Let's look at the value of the data
array to confirm that the conflict was resolved correctly.
session = repo.readonly_session(branch="main")
root = zarr.open_group(session.store, mode="r")
root["data"][0,:]
# array([1, 2, 2, 2, 2, 2, 2, 2, 2, 2], dtype=int32)
Lastly, if you make changes to non-conflicting chunks or attributes, you can rebase without having to resolve any conflicts.
session1 = repo.writable_session(branch="main")
session2 = repo.writable_session(branch="main")
root1 = zarr.group(session1.store)
root2 = zarr.group(session2.store)
root1["data"][3,:] = 3
root2["data"][4,:] = 4
session1.commit(message="Update fourth row of data array")
try:
session2.rebase(icechunk.ConflictDetector())
print("Rebase succeeded")
except icechunk.RebaseFailedError as e:
print(e.conflicts)
session2.commit(message="Update fifth row of data array")
# Rebase succeeded
And now we can see the data in the data
array to confirm that the changes were committed correctly.

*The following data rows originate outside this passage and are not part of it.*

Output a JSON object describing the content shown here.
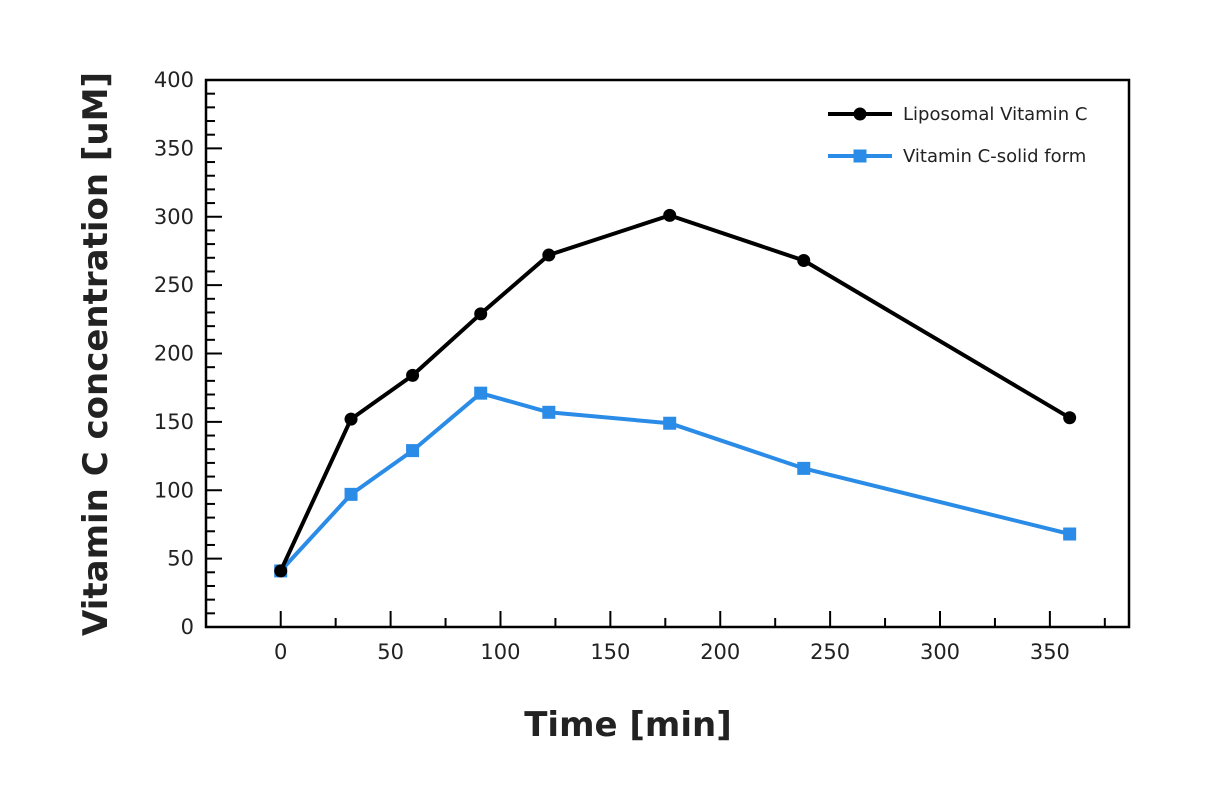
{
  "chart_data": {
    "type": "line",
    "title": "",
    "xlabel": "Time [min]",
    "ylabel": "Vitamin C concentration [uM]",
    "xlim": [
      -34,
      386
    ],
    "ylim": [
      0,
      400
    ],
    "x_ticks": [
      0,
      50,
      100,
      150,
      200,
      250,
      300,
      350
    ],
    "y_ticks": [
      0,
      50,
      100,
      150,
      200,
      250,
      300,
      350,
      400
    ],
    "x_minor_step": 25,
    "y_minor_step": 10,
    "grid": false,
    "legend_position": "top-right",
    "series": [
      {
        "name": "Liposomal Vitamin C",
        "color": "#000000",
        "marker": "circle",
        "x": [
          0,
          32,
          60,
          91,
          122,
          177,
          238,
          359
        ],
        "y": [
          41,
          152,
          184,
          229,
          272,
          301,
          268,
          153
        ]
      },
      {
        "name": "Vitamin C-solid form",
        "color": "#2a8ce6",
        "marker": "square",
        "x": [
          0,
          32,
          60,
          91,
          122,
          177,
          238,
          359
        ],
        "y": [
          41,
          97,
          129,
          171,
          157,
          149,
          116,
          68
        ]
      }
    ]
  }
}
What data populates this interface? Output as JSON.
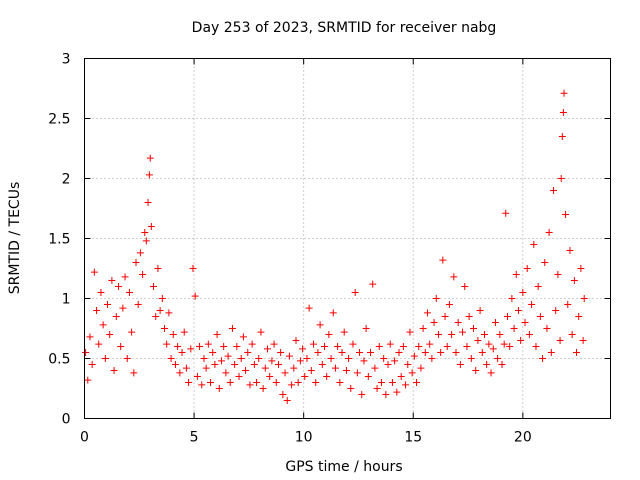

session = repo.readonly_session(branch="main")
root = zarr.open_group(session.store, mode="r")
root["data"][:,:]
# array([[1, 2, 2, 2, 2, 2, 2, 2, 2, 2],
# [0, 0, 0, 0, 0, 0, 0, 0, 0, 0],
# [0, 0, 0, 0, 0, 0, 0, 0, 0, 0],
# [3, 3, 3, 3, 3, 3, 3, 3, 3, 3],
# [4, 4, 4, 4, 4, 4, 4, 4, 4, 4],
# [0, 0, 0, 0, 0, 0, 0, 0, 0, 0],
# [0, 0, 0, 0, 0, 0, 0, 0, 0, 0],
# [0, 0, 0, 0, 0, 0, 0, 0, 0, 0],
# [0, 0, 0, 0, 0, 0, 0, 0, 0, 0],
# [0, 0, 0, 0, 0, 0, 0, 0, 0, 0]], dtype=int32)
Limitations
At the moment, the rebase functionality is limited to resolving conflicts with attributes on arrays and groups, and conflicts with chunks in arrays. Other types of conflicts are not able to be resolved by icechunk yet and must be resolved manually.